Buying Beef: Hanging Weight vs Cut Weight
We bought a quarter of a cow today from the farmer up the road. It ended up being a lot less meat than we’d expected though; about 97 lbs.
If you’re like us, that just doesn’t sound right does it? A cow weighs like 800 lbs or something, how could a quarter of it only be 97 lbs?
Well, it’s because of something called hanging weight vs. cut weight. Which we didn’t really understand before we made our purchase, and so we ended up paying more than we’d expected per pound.
Let me explain.
When you buy meat from a farmer, they usually require you to purchase at least a quarter of a cow at a time. (You can split it with friends or family to share the expense.) And they will charge you per pound of “hanging weight”.
Hanging weight refers to the slab of meat before it is cut up and processed. After it has cured for a couple of weeks, the butcher will trim the meat of fat and bones and stuff, and package it up for you. The end result is “cut meat”, which due to the trimming, is a much smaller piece of meat than you started with.
This means that when you calculate the end result with the price per pound that you paid, it will end up being much more per pound.
In our case, the farmer charged us $2/lb hanging weight, which ended up totaling $382 (thank goodness for a tax refund!). But when we calculated how many pounds of meat we actually brought home it ended up being about $3.90/lb.
It was definitely a good deal for locally raised, grass fed beef. But still much more than we’d expected to pay. We had actually planned on splitting the meat (and the cost) with some friends. But what we have isn’t enough to share.

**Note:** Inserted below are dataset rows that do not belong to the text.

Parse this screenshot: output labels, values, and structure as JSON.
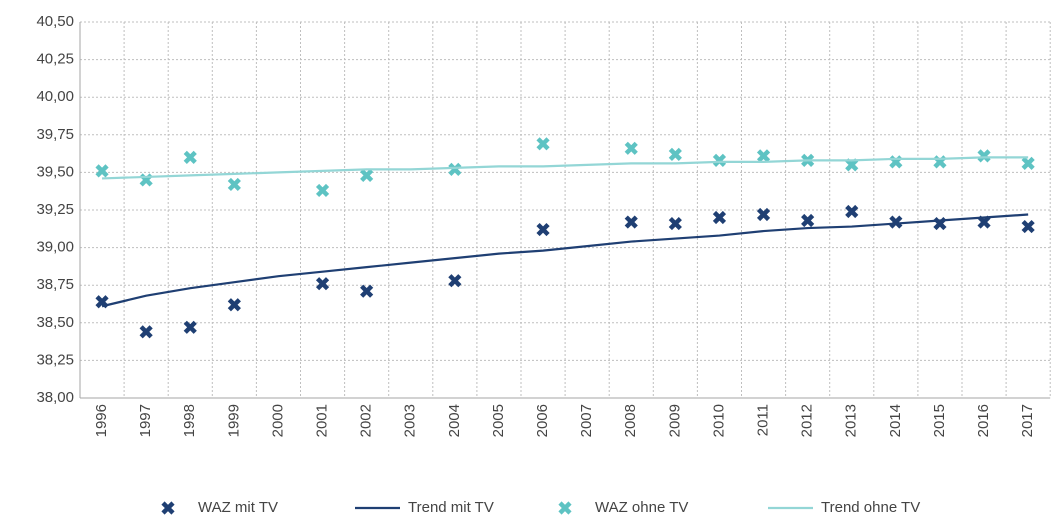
{
  "chart_data": {
    "type": "line",
    "categories": [
      "1996",
      "1997",
      "1998",
      "1999",
      "2000",
      "2001",
      "2002",
      "2003",
      "2004",
      "2005",
      "2006",
      "2007",
      "2008",
      "2009",
      "2010",
      "2011",
      "2012",
      "2013",
      "2014",
      "2015",
      "2016",
      "2017"
    ],
    "series": [
      {
        "name": "WAZ mit TV",
        "kind": "scatter",
        "color": "#1f3f73",
        "values": [
          38.64,
          38.44,
          38.47,
          38.62,
          null,
          38.76,
          38.71,
          null,
          38.78,
          null,
          39.12,
          null,
          39.17,
          39.16,
          39.2,
          39.22,
          39.18,
          39.24,
          39.17,
          39.16,
          39.17,
          39.14
        ]
      },
      {
        "name": "Trend mit TV",
        "kind": "line",
        "color": "#1f3f73",
        "values": [
          38.61,
          38.68,
          38.73,
          38.77,
          38.81,
          38.84,
          38.87,
          38.9,
          38.93,
          38.96,
          38.98,
          39.01,
          39.04,
          39.06,
          39.08,
          39.11,
          39.13,
          39.14,
          39.16,
          39.18,
          39.2,
          39.22
        ]
      },
      {
        "name": "WAZ ohne TV",
        "kind": "scatter",
        "color": "#5ec3c3",
        "values": [
          39.51,
          39.45,
          39.6,
          39.42,
          null,
          39.38,
          39.48,
          null,
          39.52,
          null,
          39.69,
          null,
          39.66,
          39.62,
          39.58,
          39.61,
          39.58,
          39.55,
          39.57,
          39.57,
          39.61,
          39.56
        ]
      },
      {
        "name": "Trend ohne TV",
        "kind": "line",
        "color": "#93d6d6",
        "values": [
          39.46,
          39.47,
          39.48,
          39.49,
          39.5,
          39.51,
          39.52,
          39.52,
          39.53,
          39.54,
          39.54,
          39.55,
          39.56,
          39.56,
          39.57,
          39.57,
          39.58,
          39.58,
          39.59,
          39.59,
          39.6,
          39.6
        ]
      }
    ],
    "ylim": [
      38.0,
      40.5
    ],
    "yticks": [
      {
        "value": 38.0,
        "label": "38,00"
      },
      {
        "value": 38.25,
        "label": "38,25"
      },
      {
        "value": 38.5,
        "label": "38,50"
      },
      {
        "value": 38.75,
        "label": "38,75"
      },
      {
        "value": 39.0,
        "label": "39,00"
      },
      {
        "value": 39.25,
        "label": "39,25"
      },
      {
        "value": 39.5,
        "label": "39,50"
      },
      {
        "value": 39.75,
        "label": "39,75"
      },
      {
        "value": 40.0,
        "label": "40,00"
      },
      {
        "value": 40.25,
        "label": "40,25"
      },
      {
        "value": 40.5,
        "label": "40,50"
      }
    ],
    "grid": true,
    "legend": "bottom"
  }
}
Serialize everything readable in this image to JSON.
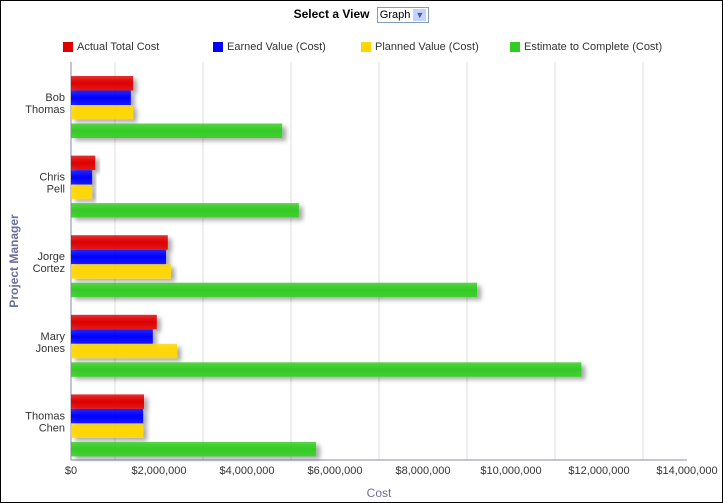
{
  "view_selector": {
    "label": "Select a View",
    "selected": "Graph"
  },
  "chart_data": {
    "type": "bar",
    "orientation": "horizontal",
    "categories": [
      "Bob\nThomas",
      "Chris\nPell",
      "Jorge\nCortez",
      "Mary\nJones",
      "Thomas\nChen"
    ],
    "series": [
      {
        "name": "Actual Total Cost",
        "color": "#e00000",
        "values": [
          1410000,
          550000,
          2200000,
          1950000,
          1660000
        ]
      },
      {
        "name": "Earned Value (Cost)",
        "color": "#0000ff",
        "values": [
          1360000,
          480000,
          2160000,
          1860000,
          1640000
        ]
      },
      {
        "name": "Planned Value (Cost)",
        "color": "#ffd700",
        "values": [
          1410000,
          480000,
          2270000,
          2410000,
          1640000
        ]
      },
      {
        "name": "Estimate to Complete (Cost)",
        "color": "#33cc22",
        "values": [
          4800000,
          5180000,
          9230000,
          11600000,
          5570000
        ]
      }
    ],
    "xlabel": "Cost",
    "ylabel": "Project Manager",
    "xlim": [
      0,
      14000000
    ],
    "xticks": [
      "$0",
      "$2,000,000",
      "$4,000,000",
      "$6,000,000",
      "$8,000,000",
      "$10,000,000",
      "$12,000,000",
      "$14,000,000"
    ],
    "grid": true,
    "legend": "top"
  }
}
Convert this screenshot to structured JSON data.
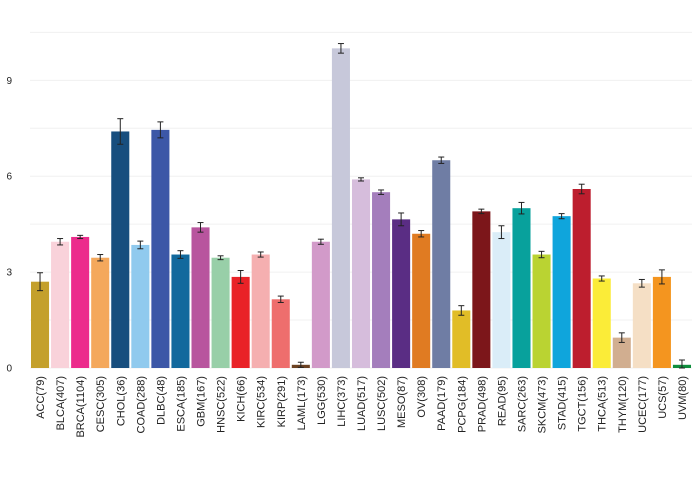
{
  "chart_data": {
    "type": "bar",
    "title": "",
    "xlabel": "",
    "ylabel": "",
    "ylim": [
      0,
      11.2
    ],
    "yticks": [
      0,
      3,
      6,
      9
    ],
    "grid": "horizontal",
    "error_bars": true,
    "categories": [
      "ACC(79)",
      "BLCA(407)",
      "BRCA(1104)",
      "CESC(305)",
      "CHOL(36)",
      "COAD(288)",
      "DLBC(48)",
      "ESCA(185)",
      "GBM(167)",
      "HNSC(522)",
      "KICH(66)",
      "KIRC(534)",
      "KIRP(291)",
      "LAML(173)",
      "LGG(530)",
      "LIHC(373)",
      "LUAD(517)",
      "LUSC(502)",
      "MESO(87)",
      "OV(308)",
      "PAAD(179)",
      "PCPG(184)",
      "PRAD(498)",
      "READ(95)",
      "SARC(263)",
      "SKCM(473)",
      "STAD(415)",
      "TGCT(156)",
      "THCA(513)",
      "THYM(120)",
      "UCEC(177)",
      "UCS(57)",
      "UVM(80)"
    ],
    "values": [
      2.7,
      3.95,
      4.1,
      3.45,
      7.4,
      3.85,
      7.45,
      3.55,
      4.4,
      3.45,
      2.85,
      3.55,
      2.15,
      0.1,
      3.95,
      10.0,
      5.9,
      5.5,
      4.65,
      4.2,
      6.5,
      1.8,
      4.9,
      4.25,
      5.0,
      3.55,
      4.75,
      5.6,
      2.8,
      0.95,
      2.65,
      2.85,
      0.1
    ],
    "errors": [
      0.28,
      0.1,
      0.05,
      0.1,
      0.4,
      0.12,
      0.25,
      0.12,
      0.15,
      0.06,
      0.2,
      0.08,
      0.1,
      0.08,
      0.08,
      0.15,
      0.05,
      0.07,
      0.2,
      0.1,
      0.1,
      0.15,
      0.07,
      0.2,
      0.18,
      0.1,
      0.08,
      0.15,
      0.08,
      0.15,
      0.12,
      0.22,
      0.15
    ],
    "colors": [
      "#C4A02C",
      "#F9D2DA",
      "#EC2B8C",
      "#F4A85C",
      "#174E7E",
      "#90CAEE",
      "#3C57A7",
      "#12699D",
      "#B8559E",
      "#98CFA8",
      "#E92227",
      "#F5AFB0",
      "#EE6E6D",
      "#6C4223",
      "#D29AC9",
      "#C7C8DA",
      "#D6BDDC",
      "#A47EBC",
      "#5A2D84",
      "#E07B22",
      "#6F7DA4",
      "#E1BD27",
      "#7C161A",
      "#DAEDF8",
      "#08A19C",
      "#BAD332",
      "#0FA5DC",
      "#BD1E2E",
      "#FBEC38",
      "#D1AE90",
      "#F5DFC5",
      "#F4951F",
      "#0E8E3D"
    ]
  }
}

Honestly, I can’t complain though. I’ve looked around, and the average price I’ve found for grass fed beef ranges from $3-$4/lb hanging weight, so you’d end up paying almost double that for the cut meat.
Plus, this includes pot roast, round roast, london broil, chuck roast, sirloin steaks, sirloin tip roast, ribeye steaks, t-bone steaks, and short ribs. Not to mention tons of ground beef, and some soup bones.
So, we are still pleased with our investment. But it’s good to know what to expect next time we plan on buying beef in bulk like this. And hopefully this lesson has been helpful to some of you as well.
Do you buy beef by the quarter or half a cow? I’d be interested in knowing what you pay per pound hanging weight!